Und bevor du jetzt sagst: „Ne, da ist nichts. Totaler Quatsch.“ Es ist meist wie mit den Goldnuggets im Schlamm. Du musst etwas suchen und den Schlamm durchsieben und dann tauchen sie auf. Jedenfalls in den allermeisten Fällen. Und, falls nicht: Dann ist es wirklich allerhöchste Zeit zu gehen.

Die Goldnuggets heben – wie geht das? 

Dies ist eine der wirksamsten Übungen, die ich kenne. Sie macht, dass es dir besser geht. Und zwar immer dann, wenn du unzufrieden bist, weil du nur noch Negatives siehst.

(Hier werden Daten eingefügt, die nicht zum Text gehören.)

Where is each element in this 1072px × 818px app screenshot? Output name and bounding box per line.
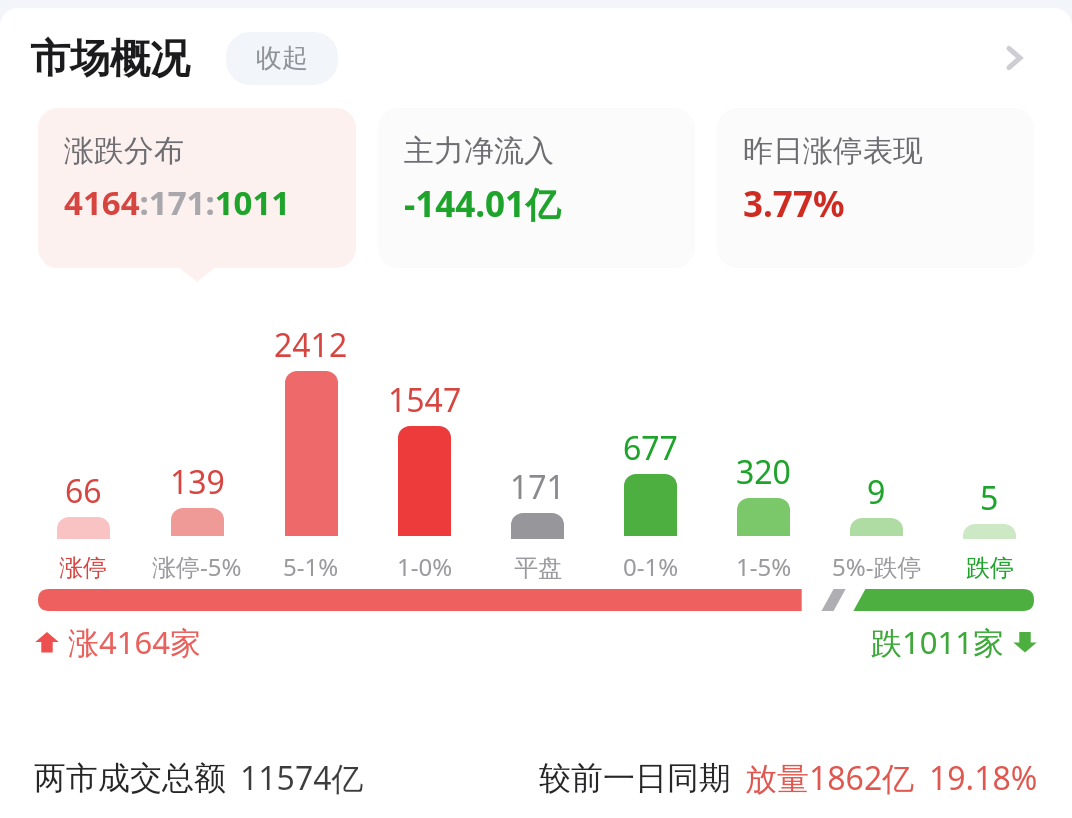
staticText: 涨跌分布	[64, 132, 184, 170]
button[interactable]: 主力净流入	[378, 108, 695, 268]
button[interactable]: 171	[481, 465, 594, 583]
staticText: 3.77%	[743, 180, 845, 228]
button[interactable]: 收起	[226, 32, 338, 85]
staticText: 平盘	[514, 553, 562, 583]
staticText: 主力净流入	[404, 132, 554, 170]
staticText: 跌停	[966, 553, 1014, 583]
button[interactable]: 320	[707, 450, 820, 583]
staticText: 涨停	[59, 553, 107, 583]
staticText: 320	[736, 450, 791, 494]
button[interactable]: 2412	[254, 323, 368, 583]
button[interactable]: 66	[26, 469, 140, 583]
staticText: 跌1011家	[871, 621, 1004, 663]
staticText: 0-1%	[623, 550, 679, 583]
button[interactable]: 涨跌分布	[38, 108, 356, 268]
button[interactable]: 昨日涨停表现	[717, 108, 1034, 268]
staticText: 市场概况	[30, 33, 190, 83]
button[interactable]: 1547	[368, 378, 481, 583]
button[interactable]: 涨4164家	[34, 621, 201, 663]
button[interactable]: 5	[933, 476, 1046, 583]
staticText: 2412	[274, 323, 348, 367]
staticText: 11574亿	[240, 756, 364, 800]
button[interactable]: 更多	[986, 30, 1042, 86]
button[interactable]: 9	[820, 470, 933, 583]
staticText: 66	[65, 469, 102, 513]
staticText: 9	[867, 470, 886, 514]
staticText: 放量1862亿	[745, 756, 915, 800]
staticText: 5%-跌停	[832, 550, 922, 583]
staticText: 5-1%	[283, 550, 339, 583]
staticText: 1-5%	[736, 550, 792, 583]
staticText: 涨停-5%	[152, 550, 242, 583]
staticText: 4164:171:1011	[64, 180, 291, 225]
staticText: -144.01亿	[404, 180, 561, 228]
staticText: 677	[623, 426, 678, 470]
button[interactable]: 139	[140, 460, 254, 583]
staticText: 171	[510, 465, 565, 509]
staticText: 1-0%	[397, 550, 453, 583]
staticText: 涨4164家	[68, 621, 201, 663]
staticText: 139	[170, 460, 225, 504]
staticText: 5	[980, 476, 999, 520]
staticText: 收起	[256, 42, 308, 75]
staticText: 两市成交总额	[34, 758, 226, 798]
button[interactable]: 跌1011家	[871, 621, 1038, 663]
button[interactable]: 677	[594, 426, 707, 583]
staticText: 19.18%	[929, 756, 1038, 800]
staticText: 较前一日同期	[539, 758, 731, 798]
staticText: 1547	[388, 378, 462, 422]
staticText: 昨日涨停表现	[743, 132, 923, 170]
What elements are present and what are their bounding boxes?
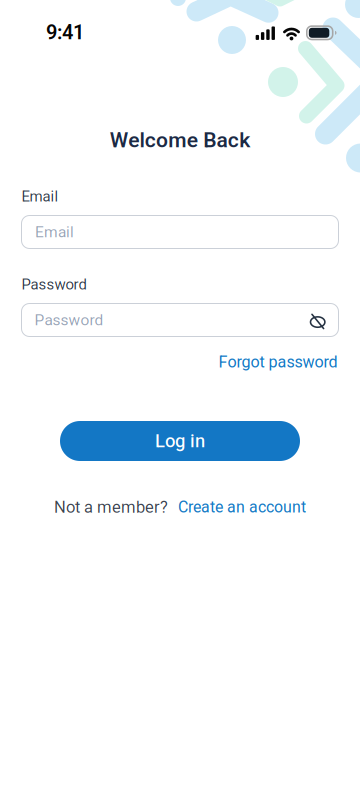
staticText: Password: [34, 311, 104, 329]
button[interactable]: Show password: [304, 308, 332, 335]
staticText: 9:41: [46, 21, 84, 44]
staticText: Password: [22, 276, 86, 293]
staticText: Log in: [155, 430, 205, 452]
button[interactable]: Create an account: [178, 498, 306, 516]
button[interactable]: Forgot password: [218, 352, 338, 371]
button[interactable]: Log in: [60, 421, 300, 461]
staticText: Not a member?: [54, 497, 168, 517]
staticText: Email: [22, 188, 58, 205]
staticText: Create an account: [178, 498, 306, 516]
staticText: Forgot password: [218, 352, 338, 371]
staticText: Welcome Back: [110, 128, 250, 152]
staticText: Email: [35, 223, 74, 241]
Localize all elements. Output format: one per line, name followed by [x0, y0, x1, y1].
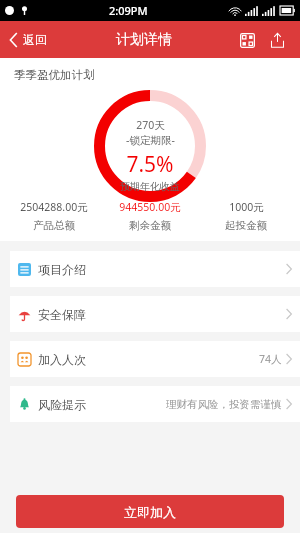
button[interactable]: 立即加入: [16, 495, 284, 528]
staticText: 剩余金额: [129, 219, 171, 232]
staticText: 季季盈优加计划: [14, 68, 95, 82]
staticText: 944550.00元: [119, 200, 181, 214]
staticText: 安全保障: [38, 307, 86, 322]
staticText: 加入人次: [38, 352, 86, 367]
staticText: 7.5%: [126, 150, 174, 176]
staticText: 返回: [23, 32, 47, 47]
staticText: 产品总额: [33, 219, 75, 232]
staticText: 1000元: [229, 200, 264, 214]
staticText: -锁定期限-: [126, 133, 175, 147]
staticText: 2504288.00元: [20, 200, 88, 214]
staticText: 项目介绍: [38, 262, 86, 277]
button[interactable]: 返回: [10, 32, 55, 47]
staticText: 预期年化收益: [0, 180, 300, 193]
staticText: 270天: [136, 118, 165, 132]
staticText: 74人: [259, 352, 282, 366]
staticText: 立即加入: [124, 504, 176, 520]
staticText: 风险提示: [38, 397, 86, 412]
button[interactable]: Share: [264, 27, 290, 53]
staticText: 计划详情: [116, 31, 172, 49]
button[interactable]: 安全保障: [10, 296, 300, 332]
button[interactable]: 风险提示: [10, 386, 300, 422]
button[interactable]: QR code: [234, 27, 260, 53]
staticText: 理财有风险，投资需谨慎: [166, 398, 282, 411]
staticText: 起投金额: [225, 219, 267, 232]
button[interactable]: 加入人次: [10, 341, 300, 377]
staticText: 2:09PM: [109, 3, 148, 18]
button[interactable]: 项目介绍: [10, 251, 300, 287]
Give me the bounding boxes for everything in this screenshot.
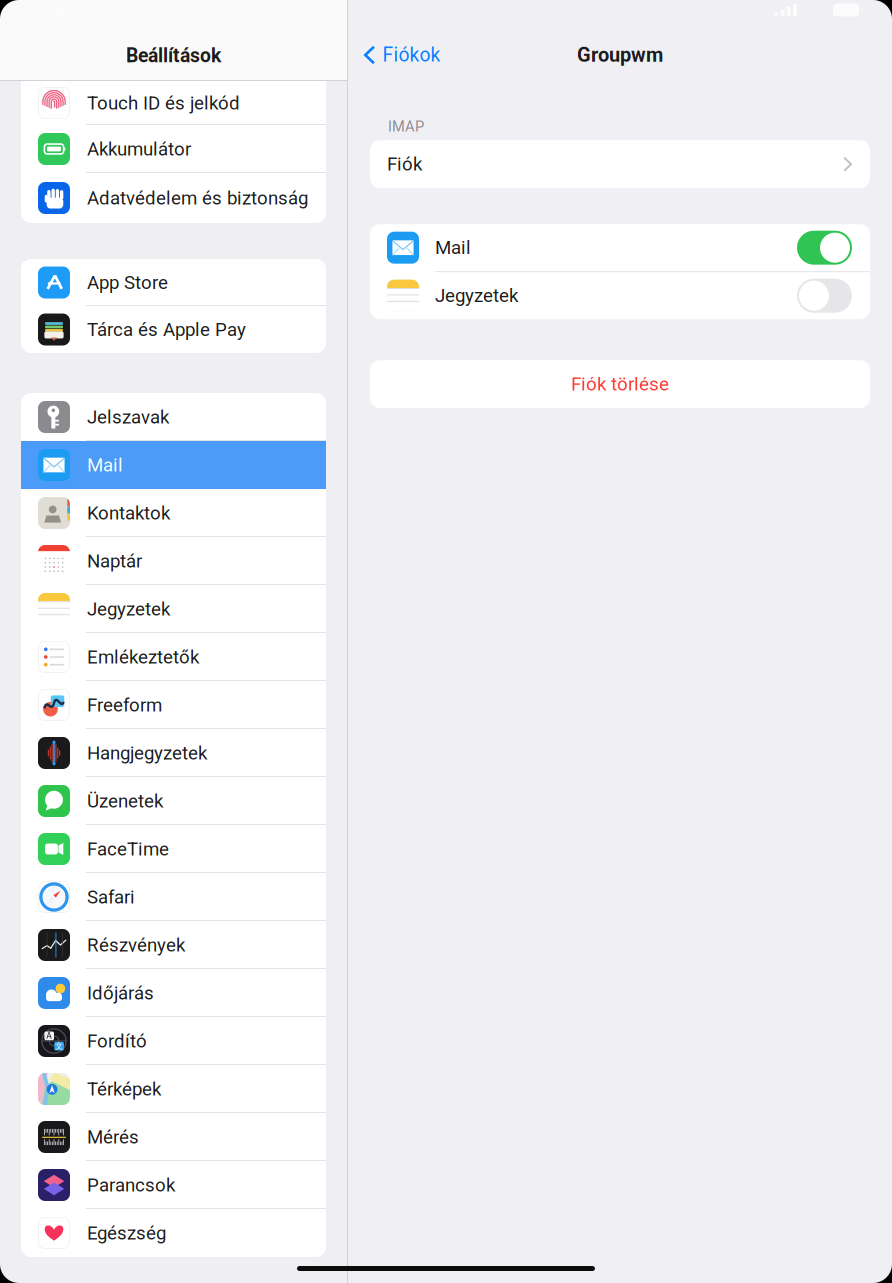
staticText: Jegyzetek — [435, 285, 518, 307]
button[interactable]: Mail — [21, 441, 326, 489]
staticText: Részvények — [87, 934, 185, 956]
staticText: Groupwm — [577, 43, 663, 67]
button[interactable]: Fiók törlése — [370, 360, 870, 408]
staticText: Térképek — [87, 1078, 161, 1100]
staticText: Mail — [435, 237, 471, 259]
button[interactable]: Részvények — [21, 921, 326, 969]
button[interactable]: Mérés — [21, 1113, 326, 1161]
button[interactable]: Parancsok — [21, 1161, 326, 1209]
button[interactable]: Jegyzetek engedélyezése — [797, 279, 852, 313]
button[interactable]: A — [21, 1017, 326, 1065]
button[interactable]: Touch ID és jelkód — [21, 81, 326, 125]
staticText: Adatvédelem és biztonság — [87, 187, 308, 209]
button[interactable]: Egészség — [21, 1209, 326, 1257]
staticText: Emlékeztetők — [87, 646, 199, 668]
button[interactable]: Üzenetek — [21, 777, 326, 825]
staticText: Kontaktok — [87, 502, 170, 524]
button[interactable]: Adatvédelem és biztonság — [21, 173, 326, 223]
staticText: IMAP — [388, 118, 424, 135]
staticText: Mail — [87, 454, 123, 476]
staticText: Időjárás — [87, 982, 154, 1004]
staticText: Akkumulátor — [87, 138, 191, 160]
staticText: Tárca és Apple Pay — [87, 319, 246, 340]
button[interactable]: Fiókok — [348, 34, 440, 76]
button[interactable]: Hangjegyzetek — [21, 729, 326, 777]
staticText: Beállítások — [126, 44, 221, 67]
staticText: Egészség — [87, 1222, 166, 1244]
button[interactable]: Emlékeztetők — [21, 633, 326, 681]
staticText: Freeform — [87, 694, 162, 716]
staticText: Parancsok — [87, 1174, 175, 1196]
button[interactable]: App Store — [21, 259, 326, 306]
button[interactable]: Naptár — [21, 537, 326, 585]
button[interactable]: Freeform — [21, 681, 326, 729]
staticText: Safari — [87, 886, 135, 908]
button[interactable]: Jegyzetek — [21, 585, 326, 633]
button[interactable]: Kontaktok — [21, 489, 326, 537]
staticText: FaceTime — [87, 838, 169, 860]
button[interactable]: Tárca és Apple Pay — [21, 306, 326, 353]
button[interactable]: Térképek — [21, 1065, 326, 1113]
staticText: Hangjegyzetek — [87, 742, 207, 764]
button[interactable]: Mail engedélyezése — [797, 231, 852, 265]
button[interactable]: FaceTime — [21, 825, 326, 873]
staticText: Naptár — [87, 550, 142, 572]
button[interactable]: Jelszavak — [21, 393, 326, 441]
staticText: 文 — [55, 1041, 63, 1051]
staticText: A — [46, 1031, 52, 1041]
staticText: Jelszavak — [87, 406, 169, 428]
button[interactable]: Időjárás — [21, 969, 326, 1017]
staticText: Fiókok — [382, 44, 440, 66]
staticText: Fiók törlése — [571, 373, 669, 395]
staticText: Üzenetek — [87, 790, 163, 812]
button[interactable]: Fiók — [370, 140, 870, 188]
button[interactable]: Safari — [21, 873, 326, 921]
button[interactable]: Akkumulátor — [21, 125, 326, 173]
staticText: App Store — [87, 272, 168, 294]
staticText: Fordító — [87, 1030, 147, 1052]
staticText: Fiók — [387, 153, 422, 175]
staticText: Touch ID és jelkód — [87, 92, 240, 114]
staticText: Jegyzetek — [87, 598, 170, 620]
staticText: Mérés — [87, 1126, 139, 1148]
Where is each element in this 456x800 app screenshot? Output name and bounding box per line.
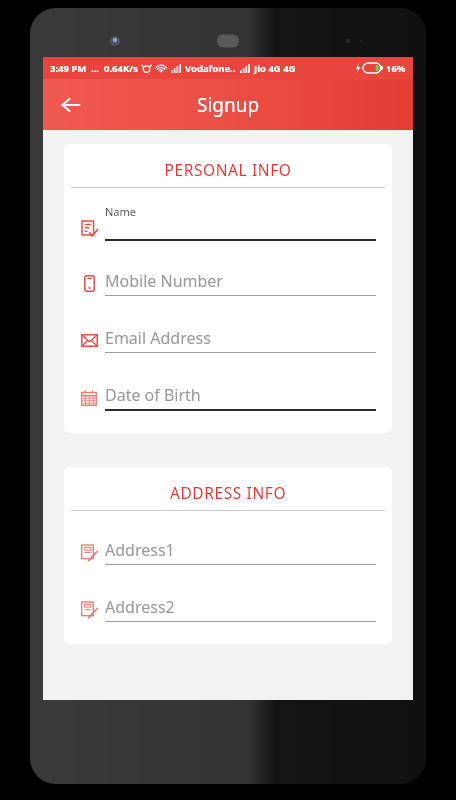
button[interactable]: Mobile Number	[78, 270, 376, 296]
staticText: ADDRESS INFO	[64, 482, 392, 503]
staticText: ...	[91, 62, 100, 75]
staticText: PERSONAL INFO	[64, 159, 392, 180]
staticText: Signup	[197, 92, 260, 118]
staticText: Vodafone..	[185, 62, 236, 75]
staticText: Address1	[105, 539, 175, 561]
staticText: Mobile Number	[105, 270, 223, 292]
staticText: Name	[105, 204, 137, 219]
button[interactable]: Date of Birth	[78, 384, 376, 411]
staticText: Email Address	[105, 327, 211, 349]
staticText: 16%	[386, 62, 406, 75]
button[interactable]: Email Address	[78, 327, 376, 353]
staticText: 3:49 PM	[50, 62, 87, 75]
staticText: Jio 4G 4G	[254, 62, 296, 75]
button[interactable]: Back	[49, 83, 93, 127]
staticText: Date of Birth	[105, 384, 201, 406]
staticText: 0.64K/s	[104, 62, 138, 75]
staticText: Address2	[105, 596, 175, 618]
button[interactable]: Name	[78, 204, 376, 241]
button[interactable]: Address2	[78, 596, 376, 622]
button[interactable]: Address1	[78, 539, 376, 565]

In der Partnerschaft, in der Beziehung zu dir selbst, beim Sport, bei deinem Hobby, deiner Wohnsituation, deiner Gesundheit, deinem Körper und wenn du unzufrieden im Job bist.

  • Schreibe jeden Tag drei Punkte auf, für die du bei deiner jetzigen Arbeitsstelle dankbar bist.
  • Am Anfang fällt es schwer, Positives zu finden. Fang mit ganz banalen Dingen an. Zum Beispiel: Positiv an meinem Arbeitsplatz ist: 1. dass ich ihn habe. 2. dass ich monatlich mein Gehalt bekomme. 3. dass ich im Trockenen arbeiten kann. Oder: Positiv an meinem Arbeitsplatz ist: 1. Die Routine-Aufgaben mag ich sehr gerne. 2. Mein Chef steht hinter mir, wenn es Schwierigkeiten mit Kunden gibt. 3. Ich habe es nicht weit zur Arbeit. Da bleibt mehr Freizeit und ich habe wenig Fahrstress.
  • Mach diese Übung mehrere Tage oder Wochen. So lange, bis du merkst: Da verändert sich was. Ich sehe auch im Alltag mehr Positives an meinem Arbeitsplatz.

Du denkst: Das funktioniert doch nicht. 100 % versprechen kann ich es dir nicht, dass es klappt. Aber es lohnt sich, zumindest einen Versuch zu machen. Erst dann kannst du berechtigt sagen: Das funktioniert nicht.

Tipp 5: Nimm den Druck raus. Entscheide dich für einen bestimmten Zeitraum, nichts zu unternehmen 

Steckst du im Gedankenkarussell deiner Entscheidung fest, geht es hin und her und her und hin.

Das ist anstrengend und bringt dich auch gar nicht weiter.

Ein paradoxer Weg hilft dir, klarer zu sehen: Mach eine Pause in deiner Entscheidung. Leg deinen Jobwechsel auf Eis.

Tritt auf die Bremse und entscheide dich, vorerst keine Entscheidung zu treffen.

(Falls du unbedingt schnell eine Entscheidung treffen musst, klick hier.)

Den Druck rausnehmen – wie geht das?

Entscheide dich für eine Pause in deinem Entscheidungsprozess.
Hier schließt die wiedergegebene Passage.